The Shepherd, August 2005
NEWS SECTION
SERBIAN HIERARCHS PROTEST PROPOSED SACRILEGE
HIS BEATITUDE Patriarch Pavle of Serbia and Metropolitan Amfilohije are among Orthodox churchmen who have voiced protests to the Montenegran government over plans to destroy the church of the Holy Trinity on the top of Mount Rumija. The Ministry of Ecology and Space Planning passed a decision that the church should be destroyed on 22nd June, at the request of Muslim deputies. Metropolitan Amfilohije points out that he himself personally interceded to prevent the destruction of a mosque in Belgrade, and yet the same respect is not now reciprocated. The Patriarch, in a letter to the President of Montenegro, Svetozar Marovic, mentions that the tiny church, which is only three by two-and-a-half metres, was re-built with the help of Muslims! The original chapel there had been destroyed by the Turks in A.D. 1571, and, says the Patriarch, “from then to today Orthodox faithful from the region - with the participation until very recently of Roman Catholic and Islamic believers - carried a stone or two up the mountain every year on the feast of the Holy Trinity to the church on top of Rumija … intended for the restoration of this destroyed but not forgotten holy shrine of the people.”

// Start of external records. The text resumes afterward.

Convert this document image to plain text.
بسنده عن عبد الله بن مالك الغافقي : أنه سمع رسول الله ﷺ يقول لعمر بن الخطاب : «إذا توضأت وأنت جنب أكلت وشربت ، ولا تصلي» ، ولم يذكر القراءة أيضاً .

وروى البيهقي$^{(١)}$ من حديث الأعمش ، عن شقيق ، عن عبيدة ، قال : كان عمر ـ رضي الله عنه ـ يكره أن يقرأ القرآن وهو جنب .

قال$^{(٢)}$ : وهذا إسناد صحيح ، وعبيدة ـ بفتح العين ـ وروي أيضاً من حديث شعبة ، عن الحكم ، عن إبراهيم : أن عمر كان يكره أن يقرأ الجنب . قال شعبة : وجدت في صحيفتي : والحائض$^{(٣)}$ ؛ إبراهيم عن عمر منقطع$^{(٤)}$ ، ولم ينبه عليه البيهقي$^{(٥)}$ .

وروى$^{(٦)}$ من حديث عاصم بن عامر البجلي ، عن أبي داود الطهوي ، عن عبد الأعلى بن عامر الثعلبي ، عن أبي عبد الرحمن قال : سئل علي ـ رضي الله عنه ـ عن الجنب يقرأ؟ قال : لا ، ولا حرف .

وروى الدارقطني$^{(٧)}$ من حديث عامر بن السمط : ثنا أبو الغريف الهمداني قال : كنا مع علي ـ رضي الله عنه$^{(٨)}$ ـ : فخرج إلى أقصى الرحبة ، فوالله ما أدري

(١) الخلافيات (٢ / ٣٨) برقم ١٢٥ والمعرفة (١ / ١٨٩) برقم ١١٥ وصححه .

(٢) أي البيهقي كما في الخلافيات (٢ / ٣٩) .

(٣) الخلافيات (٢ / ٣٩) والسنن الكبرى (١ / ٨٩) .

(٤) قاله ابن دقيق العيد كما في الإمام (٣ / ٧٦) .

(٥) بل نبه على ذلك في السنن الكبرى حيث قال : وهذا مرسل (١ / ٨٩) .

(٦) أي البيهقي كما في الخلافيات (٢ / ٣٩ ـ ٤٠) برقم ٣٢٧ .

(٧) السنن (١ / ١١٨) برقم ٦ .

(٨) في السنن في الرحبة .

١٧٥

ABBOT TORTURED AND MURDERED
ARCHIMANDRITE GERMAN of the Davydova Pustyn, some 50 miles from Moscow, was found on Tuesday 26th June murdered in his cell with his hands tied with electric cable. At first it was believed that this crime was a case of violent robbery - monies amounting to £115,000 in cash was taken from his safe, and another £3,000 left on his desk. However investigations have revealed that the clergyman, Vyacheslav Khapugin in the world, was tortured before he was killed, and that he had extensive connections with the criminal underworld. From the evidences of torture, it is presumed that he had somehow crossed these rather shady associates. Fr German was ordained at the age of 22 after serving in the Soviet army, and eight years later he was made abbot of the monastery. Despite his monastic calling, he is said to have been a “rich businessman,” and to have rebuilt the monastery from zero. It is also reported that his connections with mafia figures such as Anton Melevsky gave him access to the vast amounts of money needed to finance these projects. Fr Vsevolod Chaplin, an official spokesman for the Patriarchate, said that he did not know why Fr German had so much money in his possession because monasteries largely controlled their own finances. He said that some 20 priests had been killed in the past 15 years.
BBC HISTORY MAGAZINE
THE AUGUST 2005 issue of BBC History Magazine contains two items of passing interest to Orthodox Christians. In the first it relates how a British Conservative MP, Oliver Locker Lampson, who was in command of a unit of Royal Naval armoured cars in Russia in the period immediately after the Revolution, devised a plan to rescue the Tsar-Martyr Nicolas II from captivity. Lampson made contact with the Tsar and suggested that he take the place of his own orderly, a man named Tovell. He would then be taken to Archangel and put on a ship for Britain. However, the Tsar is reported to have refused to be rescued unless his wife and family could also be saved, and the plan came to nothing.
In a second piece, the magazine reports that documents, newly released from the national Archives, show that 25 years ago the Queen was advised that “there is nothing in English law that endorses her position as Supreme Governor of the Church of England.” At the request of the Queen’s private secretary, Sir Philip Moore, in 1979 a Home Office legal adviser, barrister Anthony Hewins, commented on a paper relating to the Crown and the constitution which had been published by the SPCK. He said: “The paper may go too far in asserting that the Sovereign must be a communicant member of the Church of England. The coronation service provides for the reception of Holy Communion by the monarch but the ceremony is not essential to succession. It may be the King Edward VIII was not a communicant during his tenure on the throne.” Hewlins, the article says, considered that the purpose of the Act of Settlement of 1701, was to prevent the monarch accepting the primacy of the Pope. The article ends with his comment: “On this assumption no greater objection could be taken to the enjoyment of the crown by a member of the Holy Orthodox Church, or the Old Catholic Church, than to a Presbyterian monarch” (emphasis ours!).